There’s a curious belief that folk music falls down when it reaches the studio, as it simply can’t match traditional culture’s natural environment: the pub. On second album ‘Irish Rock N Roller’ Dundalk’s own The Mary Wallopers have come up their own solution: they’ve turned the studio into a pub.
Now, that’s flippant, but equally it’s sort of true. The songs on display here sound like they’ve scorched a path through wakes and weddings, Confirmations and after-work sessions. It’s lively, funny, subversive, and wholly accurate – beneath the joyous leap and skirl of the instruments lie songs about the permanence of Irish identity and the necessity of the class struggle… y’know, the good stuff.
Honed across their frenetic live schedule, The Mary Wallopers are tight as hell. ‘The Bauld O’Donaghue’ is trad with a dose of Gene Vincent lightning in its heels, while ‘The Holy Ground’ has a kind of D-Beat intensity to it.

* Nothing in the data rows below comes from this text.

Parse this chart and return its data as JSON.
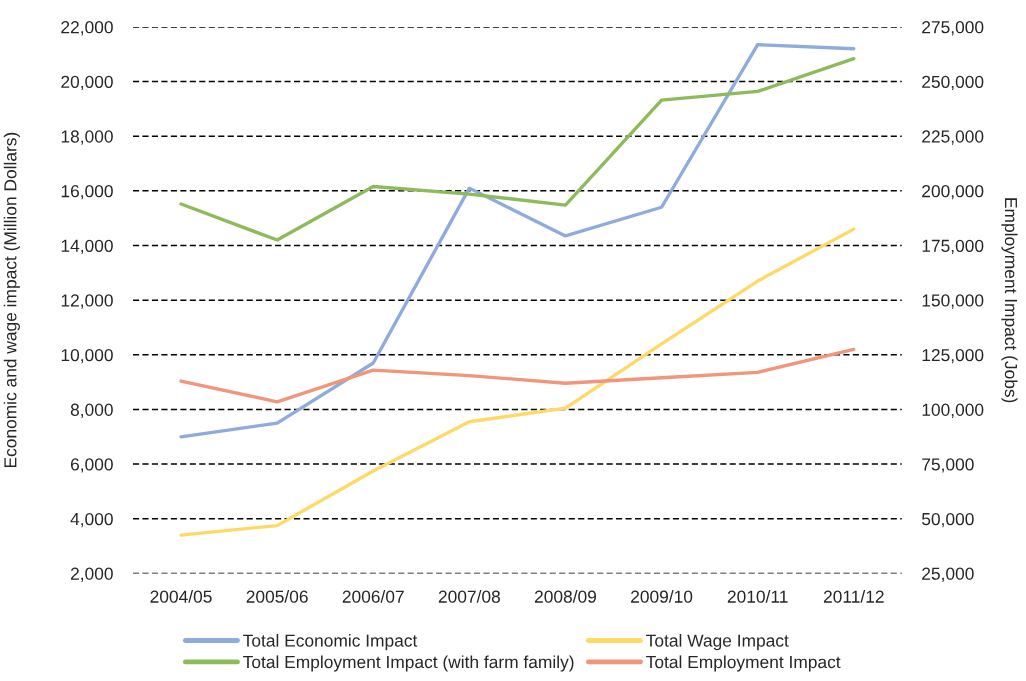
{
  "chart_data": {
    "type": "line",
    "ylabel": "Economic and wage impact (Million Dollars)",
    "y2label": "Employment Impact (Jobs)",
    "categories": [
      "2004/05",
      "2005/06",
      "2006/07",
      "2007/08",
      "2008/09",
      "2009/10",
      "2010/11",
      "2011/12"
    ],
    "series": [
      {
        "name": "Total Economic Impact",
        "color": "#8faadc",
        "values": [
          7000,
          7500,
          9700,
          16100,
          14350,
          15400,
          21350,
          21200
        ]
      },
      {
        "name": "Total Wage Impact",
        "color": "#ffd966",
        "values": [
          3400,
          3750,
          5750,
          7550,
          8050,
          10400,
          12700,
          14600
        ]
      },
      {
        "name": "Total Employment Impact (with farm family)",
        "color": "#8dbb5b",
        "axis": "y2",
        "values": [
          194000,
          177500,
          202000,
          198500,
          193500,
          241500,
          245500,
          260500
        ]
      },
      {
        "name": "Total Employment Impact",
        "color": "#f1957c",
        "axis": "y2",
        "values": [
          113000,
          103500,
          118000,
          115500,
          112000,
          114500,
          117000,
          127500
        ]
      }
    ],
    "ylim": [
      2000,
      22000
    ],
    "yticks": [
      {
        "value": 2000,
        "label": "2,000"
      },
      {
        "value": 4000,
        "label": "4,000"
      },
      {
        "value": 6000,
        "label": "6,000"
      },
      {
        "value": 8000,
        "label": "8,000"
      },
      {
        "value": 10000,
        "label": "10,000"
      },
      {
        "value": 12000,
        "label": "12,000"
      },
      {
        "value": 14000,
        "label": "14,000"
      },
      {
        "value": 16000,
        "label": "16,000"
      },
      {
        "value": 18000,
        "label": "18,000"
      },
      {
        "value": 20000,
        "label": "20,000"
      },
      {
        "value": 22000,
        "label": "22,000"
      }
    ],
    "y2lim": [
      25000,
      275000
    ],
    "y2ticks": [
      {
        "value": 25000,
        "label": "25,000"
      },
      {
        "value": 50000,
        "label": "50,000"
      },
      {
        "value": 75000,
        "label": "75,000"
      },
      {
        "value": 100000,
        "label": "100,000"
      },
      {
        "value": 125000,
        "label": "125,000"
      },
      {
        "value": 150000,
        "label": "150,000"
      },
      {
        "value": 175000,
        "label": "175,000"
      },
      {
        "value": 200000,
        "label": "200,000"
      },
      {
        "value": 225000,
        "label": "225,000"
      },
      {
        "value": 250000,
        "label": "250,000"
      },
      {
        "value": 275000,
        "label": "275,000"
      }
    ],
    "grid": "y",
    "legend": "bottom"
  }
}
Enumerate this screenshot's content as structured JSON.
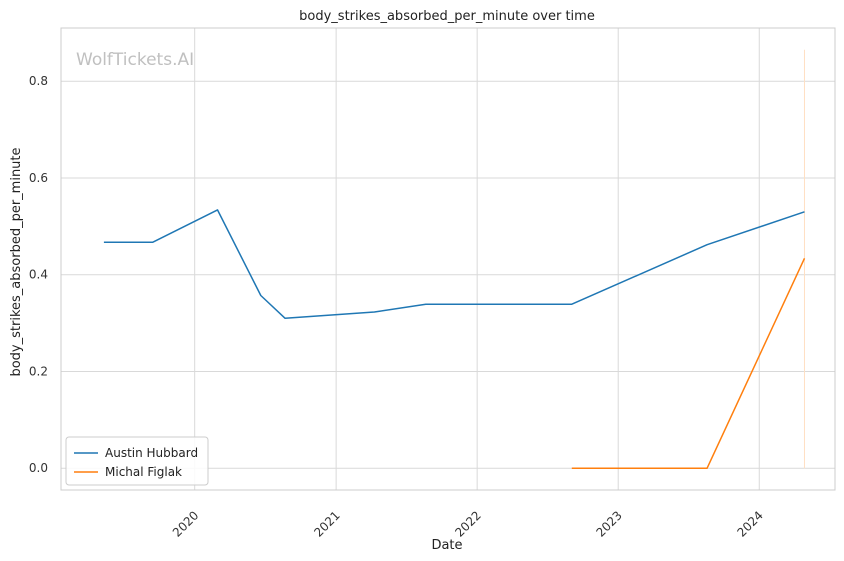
{
  "chart_data": {
    "type": "line",
    "title": "body_strikes_absorbed_per_minute over time",
    "xlabel": "Date",
    "ylabel": "body_strikes_absorbed_per_minute",
    "watermark": "WolfTickets.AI",
    "x_type": "date",
    "xlim": [
      "2019-01-20",
      "2024-07-15"
    ],
    "ylim": [
      -0.045,
      0.91
    ],
    "x_ticks": [
      {
        "value": "2020-01-01",
        "label": "2020"
      },
      {
        "value": "2021-01-01",
        "label": "2021"
      },
      {
        "value": "2022-01-01",
        "label": "2022"
      },
      {
        "value": "2023-01-01",
        "label": "2023"
      },
      {
        "value": "2024-01-01",
        "label": "2024"
      }
    ],
    "y_ticks": [
      {
        "value": 0.0,
        "label": "0.0"
      },
      {
        "value": 0.2,
        "label": "0.2"
      },
      {
        "value": 0.4,
        "label": "0.4"
      },
      {
        "value": 0.6,
        "label": "0.6"
      },
      {
        "value": 0.8,
        "label": "0.8"
      }
    ],
    "grid": true,
    "legend_position": "lower-left",
    "series": [
      {
        "name": "Austin Hubbard",
        "color": "#1f77b4",
        "points": [
          {
            "x": "2019-05-11",
            "y": 0.467
          },
          {
            "x": "2019-09-14",
            "y": 0.467
          },
          {
            "x": "2020-02-29",
            "y": 0.534
          },
          {
            "x": "2020-06-20",
            "y": 0.357
          },
          {
            "x": "2020-08-22",
            "y": 0.31
          },
          {
            "x": "2021-04-10",
            "y": 0.323
          },
          {
            "x": "2021-08-21",
            "y": 0.339
          },
          {
            "x": "2022-09-03",
            "y": 0.339
          },
          {
            "x": "2023-08-19",
            "y": 0.462
          },
          {
            "x": "2024-04-27",
            "y": 0.53
          }
        ]
      },
      {
        "name": "Michal Figlak",
        "color": "#ff7f0e",
        "points": [
          {
            "x": "2022-09-03",
            "y": 0.0
          },
          {
            "x": "2023-08-19",
            "y": 0.0
          },
          {
            "x": "2024-04-27",
            "y": 0.434
          }
        ]
      }
    ],
    "vertical_marker": {
      "x": "2024-04-27",
      "y_from": 0.0,
      "y_to": 0.865,
      "color": "#ffe0c2"
    }
  }
}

The musicianship is supreme, with the likes of ‘Rakes Of Poverty’ boasting lung-bursting vocal broadsides. It’s not all five-pints-down session work, though: ‘Madam, I’m A Darlin’ is a shockingly intense piece of drone, while ‘The Turfman Of Ardee’ has a rollicking outsider art feel.
At its core, though, ‘Irish Rock N Roll’ is sheer entertainment. Boasting phenomenal energy levels, it’s little wonder The Mary Wallopers have been compared to the Pogues or The Dubliners – ‘Rothsea’ is a drunken traipse around Glasgow on New Year’s Eve, and ‘Hot Asphalt’ taps into the sheer release that comes from signing off after a long day of physical labour.
That’s not to make the Mary Wallopers sound cartoonish, however. Accessible, sure – but they’re in control here, deftly overturning expectations on what folk music can achieve, and the topics those songs can reach. ‘Irish Rock N Roll’ is an anti-authoritarian joy, with a spirit that feels close to punk in place. One to play loud – and then louder still.